Two years into Hodi's reign, the jihadists of Sokoto under Abdullahi dan Fodio besieged and sacked his capital, Birnin Kebbi, on 12 April 1805. Hodi avoided capture and fled north into Gobir, which was hostile to the jihadists. In his place, they appointed Usman Massa, another Kebbi prince who had quarreled with Hodi and joined their cause prior to the invasion.

Following the fall of Birnin Kebbi, many Kebbawa deserted the city, some of whom joined Hodi's resistance. Later that same year, Hodi formed an alliance with Gobir and some Tuareg groups to annihilate the jihadists, who had now established themselves at Gwandu, which had formerly been farmland belonging to the Sarkin Kebbi. In October/November 1805, the armies met at Alwassa, where the coalition inflicted a disastrous defeat on the jihadists. Sometime during the campaign, Usman Massa threw off allegiance to the jihadists and joined the coalition. The now cornered jihadist forces retreated to the naturally protected Gwandu, where they put up a desperate defense over the course of five days, ultimately defeating and routing the alliance forces.

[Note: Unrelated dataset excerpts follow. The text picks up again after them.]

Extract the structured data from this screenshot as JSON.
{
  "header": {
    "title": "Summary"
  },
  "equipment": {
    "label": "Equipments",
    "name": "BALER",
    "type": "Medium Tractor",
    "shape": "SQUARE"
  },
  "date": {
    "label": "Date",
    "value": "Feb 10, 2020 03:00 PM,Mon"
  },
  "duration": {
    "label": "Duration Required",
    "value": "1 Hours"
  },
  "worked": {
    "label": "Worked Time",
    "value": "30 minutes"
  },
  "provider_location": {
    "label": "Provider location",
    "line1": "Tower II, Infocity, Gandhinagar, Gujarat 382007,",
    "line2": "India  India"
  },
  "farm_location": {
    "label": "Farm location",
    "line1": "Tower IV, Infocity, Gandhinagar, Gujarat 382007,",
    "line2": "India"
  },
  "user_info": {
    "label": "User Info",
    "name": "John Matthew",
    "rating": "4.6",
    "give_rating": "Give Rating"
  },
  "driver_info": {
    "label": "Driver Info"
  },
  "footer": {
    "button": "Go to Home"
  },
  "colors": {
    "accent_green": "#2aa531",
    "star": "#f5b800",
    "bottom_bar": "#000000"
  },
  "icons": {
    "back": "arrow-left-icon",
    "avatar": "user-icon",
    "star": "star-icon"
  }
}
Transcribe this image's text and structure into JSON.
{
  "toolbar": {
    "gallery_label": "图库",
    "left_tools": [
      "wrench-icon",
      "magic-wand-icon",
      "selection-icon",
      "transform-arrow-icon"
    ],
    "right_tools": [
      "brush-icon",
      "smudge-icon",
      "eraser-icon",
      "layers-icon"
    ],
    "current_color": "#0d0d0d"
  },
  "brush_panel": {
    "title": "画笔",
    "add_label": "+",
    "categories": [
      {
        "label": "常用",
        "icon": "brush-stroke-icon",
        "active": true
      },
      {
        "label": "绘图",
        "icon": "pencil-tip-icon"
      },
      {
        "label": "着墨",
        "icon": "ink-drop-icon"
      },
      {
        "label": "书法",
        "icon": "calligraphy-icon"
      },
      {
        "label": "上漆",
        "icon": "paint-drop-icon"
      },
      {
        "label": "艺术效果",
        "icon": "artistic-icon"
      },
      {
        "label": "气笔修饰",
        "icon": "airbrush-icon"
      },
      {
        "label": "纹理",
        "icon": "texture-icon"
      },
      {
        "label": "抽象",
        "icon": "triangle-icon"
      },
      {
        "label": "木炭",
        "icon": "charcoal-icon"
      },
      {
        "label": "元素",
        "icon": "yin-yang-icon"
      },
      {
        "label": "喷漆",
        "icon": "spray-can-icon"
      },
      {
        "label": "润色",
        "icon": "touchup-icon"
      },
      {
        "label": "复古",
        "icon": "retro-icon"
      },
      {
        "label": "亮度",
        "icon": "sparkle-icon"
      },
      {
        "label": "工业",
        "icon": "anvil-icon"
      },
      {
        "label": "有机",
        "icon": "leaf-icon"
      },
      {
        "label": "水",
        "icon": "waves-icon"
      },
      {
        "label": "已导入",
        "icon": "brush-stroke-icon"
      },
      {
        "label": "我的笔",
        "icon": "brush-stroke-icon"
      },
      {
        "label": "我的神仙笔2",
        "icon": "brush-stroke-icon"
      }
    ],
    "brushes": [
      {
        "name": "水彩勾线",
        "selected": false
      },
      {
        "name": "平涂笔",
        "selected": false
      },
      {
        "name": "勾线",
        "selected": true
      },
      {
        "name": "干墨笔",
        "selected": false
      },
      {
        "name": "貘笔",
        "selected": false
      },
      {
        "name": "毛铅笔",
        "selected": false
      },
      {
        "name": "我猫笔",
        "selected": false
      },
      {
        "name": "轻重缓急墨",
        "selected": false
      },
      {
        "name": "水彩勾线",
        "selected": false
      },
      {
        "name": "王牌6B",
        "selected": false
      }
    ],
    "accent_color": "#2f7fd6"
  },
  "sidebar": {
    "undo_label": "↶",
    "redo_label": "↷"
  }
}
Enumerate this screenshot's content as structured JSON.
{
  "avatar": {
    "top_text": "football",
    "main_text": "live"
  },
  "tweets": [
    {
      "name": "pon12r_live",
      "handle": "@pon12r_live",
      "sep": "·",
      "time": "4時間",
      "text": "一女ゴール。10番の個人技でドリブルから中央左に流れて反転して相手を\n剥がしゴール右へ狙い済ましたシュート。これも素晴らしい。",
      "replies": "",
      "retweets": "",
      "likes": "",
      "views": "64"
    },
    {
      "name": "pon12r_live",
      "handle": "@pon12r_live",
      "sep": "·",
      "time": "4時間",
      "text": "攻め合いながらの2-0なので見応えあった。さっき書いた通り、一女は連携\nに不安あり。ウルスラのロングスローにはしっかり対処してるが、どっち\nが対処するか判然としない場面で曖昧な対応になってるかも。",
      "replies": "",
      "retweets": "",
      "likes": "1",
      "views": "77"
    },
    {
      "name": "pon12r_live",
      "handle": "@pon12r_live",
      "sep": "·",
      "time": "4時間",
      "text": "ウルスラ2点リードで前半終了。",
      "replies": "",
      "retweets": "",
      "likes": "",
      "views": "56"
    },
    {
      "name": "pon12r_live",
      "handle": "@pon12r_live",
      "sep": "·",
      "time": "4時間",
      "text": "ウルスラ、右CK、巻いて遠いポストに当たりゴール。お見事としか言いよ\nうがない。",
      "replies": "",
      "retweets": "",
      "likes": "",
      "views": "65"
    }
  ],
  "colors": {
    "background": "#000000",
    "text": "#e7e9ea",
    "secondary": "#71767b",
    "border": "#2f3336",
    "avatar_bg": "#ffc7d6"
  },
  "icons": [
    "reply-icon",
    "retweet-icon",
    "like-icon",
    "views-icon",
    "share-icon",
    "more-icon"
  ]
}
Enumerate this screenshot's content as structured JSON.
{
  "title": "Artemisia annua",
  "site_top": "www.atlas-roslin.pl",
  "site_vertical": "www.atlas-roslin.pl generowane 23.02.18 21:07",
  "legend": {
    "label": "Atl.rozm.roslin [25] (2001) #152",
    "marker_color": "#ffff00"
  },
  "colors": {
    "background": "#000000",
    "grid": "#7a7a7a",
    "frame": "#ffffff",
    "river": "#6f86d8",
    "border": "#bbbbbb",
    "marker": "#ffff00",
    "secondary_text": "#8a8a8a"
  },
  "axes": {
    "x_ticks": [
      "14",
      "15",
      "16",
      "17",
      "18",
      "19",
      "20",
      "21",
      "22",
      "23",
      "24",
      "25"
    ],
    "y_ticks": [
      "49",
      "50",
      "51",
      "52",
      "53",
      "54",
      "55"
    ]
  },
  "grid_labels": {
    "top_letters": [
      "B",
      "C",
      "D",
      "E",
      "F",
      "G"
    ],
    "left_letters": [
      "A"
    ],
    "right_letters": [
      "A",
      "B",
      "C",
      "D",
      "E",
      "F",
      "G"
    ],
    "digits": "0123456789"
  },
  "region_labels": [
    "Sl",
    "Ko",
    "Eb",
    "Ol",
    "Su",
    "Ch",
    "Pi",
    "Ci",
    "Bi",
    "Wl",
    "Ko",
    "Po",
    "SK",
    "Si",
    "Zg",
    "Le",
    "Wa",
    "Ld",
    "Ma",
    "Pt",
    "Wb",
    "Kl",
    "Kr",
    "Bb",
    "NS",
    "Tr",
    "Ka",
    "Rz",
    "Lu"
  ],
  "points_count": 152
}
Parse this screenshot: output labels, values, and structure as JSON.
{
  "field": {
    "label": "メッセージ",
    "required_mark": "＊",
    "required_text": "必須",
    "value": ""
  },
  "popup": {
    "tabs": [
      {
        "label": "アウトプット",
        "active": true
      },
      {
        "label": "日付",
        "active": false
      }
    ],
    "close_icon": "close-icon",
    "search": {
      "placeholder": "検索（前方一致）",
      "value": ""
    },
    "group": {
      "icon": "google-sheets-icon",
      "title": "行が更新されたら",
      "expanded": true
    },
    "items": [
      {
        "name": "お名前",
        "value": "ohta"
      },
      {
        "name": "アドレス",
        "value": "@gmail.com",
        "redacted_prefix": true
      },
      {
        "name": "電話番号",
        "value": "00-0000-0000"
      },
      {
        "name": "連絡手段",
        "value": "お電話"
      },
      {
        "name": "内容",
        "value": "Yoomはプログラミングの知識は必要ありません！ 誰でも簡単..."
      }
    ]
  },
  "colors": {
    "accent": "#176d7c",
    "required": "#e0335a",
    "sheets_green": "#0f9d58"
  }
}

With their survival secured, the jihadists continued their war, subduing the Kebbi region and the surrounding area, eventually defeating Gobir in 1808 and establishing the Sokoto Caliphate. However, the Kebbawa resistance persisted under their sarki, Hodi. After the failed campaign in 1805, Hodi moved to Augi, which the jihadists captured in 1808. He then retired to the hills of Fafara, where he built Birnin Fafara. He stayed there for seven years before moving to Argungu.

Five years into his stay at Argungu, the Sokoto leader Muhammed Bello sent Hodi a message informing him that he was free to return to Birnin Kebbi on the condition that he submitted. Hodi accepted this invitation and submitted, but less than a month later, he "realized the shame of this act and was persuaded to move to Kimba." For the next decade, Hodi led the Kebbawa resistance against the Sokoto Caliphate from his camps at Kimba, Augi, and Argungu. In 1826, Hodi was killed by Muhammad Bukhari, a Sokoto commander. His grave at Madacin Zama became a place of reverence for the Kebbawa of Romo and Kebbe.

Following Hodi's death, his son Jibril submitted to the Caliphate at Gwandu and was put in charge of the town of Kebbe. This angered Samaila (better known as Karari), Hodi's brother, especially after Jibril accepted the title of Sarkin Kebbi from Gwandu. In 1827, Samaila established the Argungu Emirate, which became the capital of the Kebbawa and their center of resistance against Sokoto and Gwandu.